Exploring compressed supersymmetry with same-sign top quarks at the Large Hadron Collider

TL;DR

This work investigates LHC phenomenology of compressed supersymmetry in which a light top squark mediates neutralino annihilation to set the dark matter relic density, focusing on same-sign leptonic top decays from gluino and squark production with $\tilde{g}\to t\tilde{t}_1$ and $\tilde{t}_1\to c\tilde{N}_1$. A one-parameter model line is defined at the GUT scale with $M_1,M_2,M_3$ relations and relic-density constraint, yielding a spectrum where the stop is light, the LSP is bino-like, and gluinos are within reach; sleptons decouple. The paper develops methods to extract information about the superpartner masses from (i) same-sign dilepton events with heavy-flavor tags, (ii) scalar-summed transverse momenta observables $M_A$–$M_D$, and (iii) invariant-mass endpoints of visible gluino-decay products, while discussing the limitations due to jet misassignment and MET reconstruction. It finds that heavy-flavor tagging and mass-estimator correlations provide rough gluino mass estimates and can constrain the gluino–stop–LSP mass relations, though endpoints are ambiguous without additional information; combined with DM relic-density considerations, these observables offer a practical strategy to test this compressed-SUSY scenario at the LHC.

Abstract

In compressed supersymmetry, a light top squark naturally mediates efficient neutralino pair annihilation to govern the thermal relic abundance of dark matter. I study the LHC signal of same-sign leptonic top-quark decays from gluino and squark production, which follows from gluino decays to top plus stop followed by the stop decaying to a charm quark and the LSP in these models. Measurements of the numbers of jets with heavy-flavor tags in the same-sign lepton events can be used to confirm the origin of the signal. Summed transverse momentum observables provide an estimate of an effective superpartner mass, which is correlated with the gluino mass.
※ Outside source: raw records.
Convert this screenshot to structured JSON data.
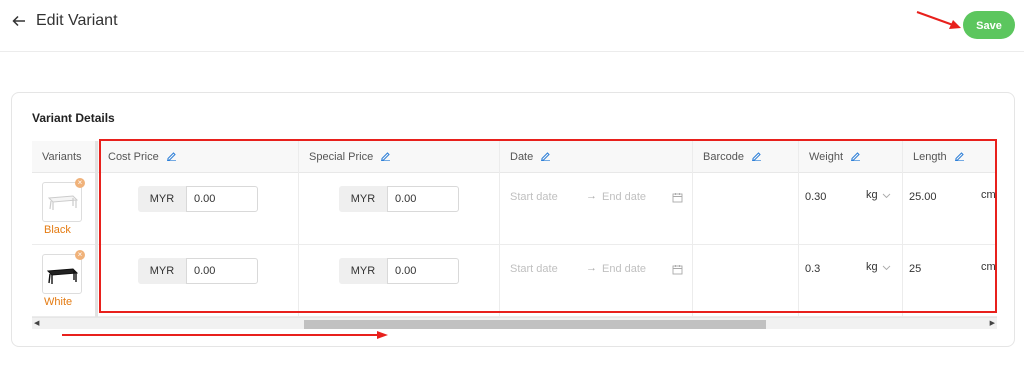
{
  "header": {
    "title": "Edit Variant",
    "save_label": "Save"
  },
  "card": {
    "title": "Variant Details"
  },
  "table": {
    "headers": {
      "variants": "Variants",
      "cost_price": "Cost Price",
      "special_price": "Special Price",
      "date": "Date",
      "barcode": "Barcode",
      "weight": "Weight",
      "length": "Length"
    },
    "rows": [
      {
        "variant": "Black",
        "cost_currency": "MYR",
        "cost_price": "0.00",
        "special_currency": "MYR",
        "special_price": "0.00",
        "start_date": "Start date",
        "end_date": "End date",
        "barcode": "",
        "weight": "0.30",
        "weight_unit": "kg",
        "length": "25.00",
        "length_unit": "cm"
      },
      {
        "variant": "White",
        "cost_currency": "MYR",
        "cost_price": "0.00",
        "special_currency": "MYR",
        "special_price": "0.00",
        "start_date": "Start date",
        "end_date": "End date",
        "barcode": "",
        "weight": "0.3",
        "weight_unit": "kg",
        "length": "25",
        "length_unit": "cm"
      }
    ]
  },
  "icons": {
    "back": "arrow-left-icon",
    "edit": "pencil-icon",
    "calendar": "calendar-icon",
    "chevron": "chevron-down-icon",
    "remove": "close-icon"
  },
  "colors": {
    "save_button": "#5cc65e",
    "variant_label": "#e47b12",
    "annotation": "#e8201c",
    "edit_icon": "#2d7fd8"
  }
}
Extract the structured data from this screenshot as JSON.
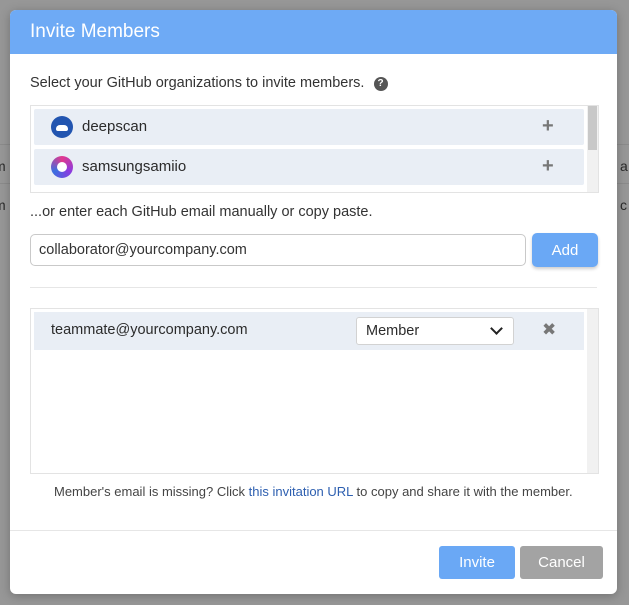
{
  "background": {
    "left_fragments": [
      "m",
      "m"
    ],
    "right_fragments": [
      "a",
      "c"
    ]
  },
  "dialog": {
    "title": "Invite Members",
    "org_prompt": "Select your GitHub organizations to invite members.",
    "help_icon": "question-circle-icon",
    "organizations": [
      {
        "name": "deepscan",
        "avatar": "deepscan-avatar",
        "action_icon": "plus-icon",
        "action_glyph": "+"
      },
      {
        "name": "samsungsamiio",
        "avatar": "samsungsamiio-avatar",
        "action_icon": "plus-icon",
        "action_glyph": "+"
      }
    ],
    "manual_prompt": "...or enter each GitHub email manually or copy paste.",
    "email_input": {
      "value": "collaborator@yourcompany.com",
      "placeholder": ""
    },
    "add_label": "Add",
    "members": [
      {
        "email": "teammate@yourcompany.com",
        "role": "Member",
        "remove_glyph": "✖"
      }
    ],
    "missing_note": {
      "before": "Member's email is missing? Click ",
      "link": "this invitation URL",
      "after": " to copy and share it with the member."
    },
    "invite_label": "Invite",
    "cancel_label": "Cancel"
  },
  "colors": {
    "header": "#6eaaf5",
    "primary_button": "#6aa8f5",
    "cancel_button": "#a3a3a3",
    "row_background": "#e9eef5",
    "link": "#2d5fb0"
  }
}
Measurements of invariant mass endpoints from the visible products of gluino decays do not allow direct determination of superpartner masses, but can place constraints on them, including lower bounds on the gluino mass as a function of the top-squark mass.

Figures (13)

• Figure 1: The mass spectrum for a sample point on the model line described in the text, with $M_1 = 500$ GeV at the GUT scale, $C_{24} = 0.21$, $A_0/M_1 = -1$, $m_0 = 314$ GeV, $\mu = 361$ GeV, and $\tan\beta = 10$. The columns contain, from left to right, Higgs scalar bosons, neutralinos, charginos, the gluino, first and second family squarks and sleptons, and third family squarks and sleptons.
• Figure 2: The mass difference $m_{\tilde{t}_1} - m_{\tilde{N}_1}$ as a function of $m_{\tilde{g}}$, for the model line described in the text. The solid line is the model line with $\Omega_{\rm DM} h^2 = 0.11$, and the shaded region denotes the approximate region favored by the thermal relic abundance constraints. The model line is cut off on the left by the LEP2 Higgs mass constraint.
• Figure 3: The NLO production cross-section for superpartner pairs in $pp$ collisions at $\sqrt{s} = 14$ TeV for selected points along the model line described in the text, as a function of the gluino mass. Prospino2 prospino was used. The most important contributions, from stop pair production ($\tilde{t}_1 \tilde{t}_1^*$), gluino-squark production ($\tilde{g} \tilde{q}$ and $\tilde{g} \tilde{q}^*$), gluino pair production ($\tilde{g} \tilde{g}$), and squark pair production ($\tilde{q} \tilde{q}$ and $\tilde{q} \tilde{q}^*$ and $\tilde{q}^* \tilde{q}^*$) are also shown separately.
• Figure 4: The number of LHC signal events with two same-sign leptons, two $b$ tags, and two additional jets, per fb$^{-1}$, after the cuts described in the text, for the model line described in section \ref{['sec:modelline']}.
• Figure 5: Representative transverse momentum distributions for $\ell^\pm \ell^{\prime \pm} bbjj + E_T^{\rm miss}$ events from 100 fb$^{-1}$ of superpartner production, after the cuts described in the text. The upper left panel shows the $E_T^{\rm miss}$ distribution (here without the $E_T^{\rm miss}$ cut) for two points on the model line with $m_{\tilde{g}} = 569$ and $702$ GeV. The upper right panel shows the leading and subleading lepton $p_T$ distributions for the model with $m_{\tilde{g}} = 569$, and the lower panels show the leading and subleading $b$-jet distributions (left) and the three leading jet distributions (right) for the same model point.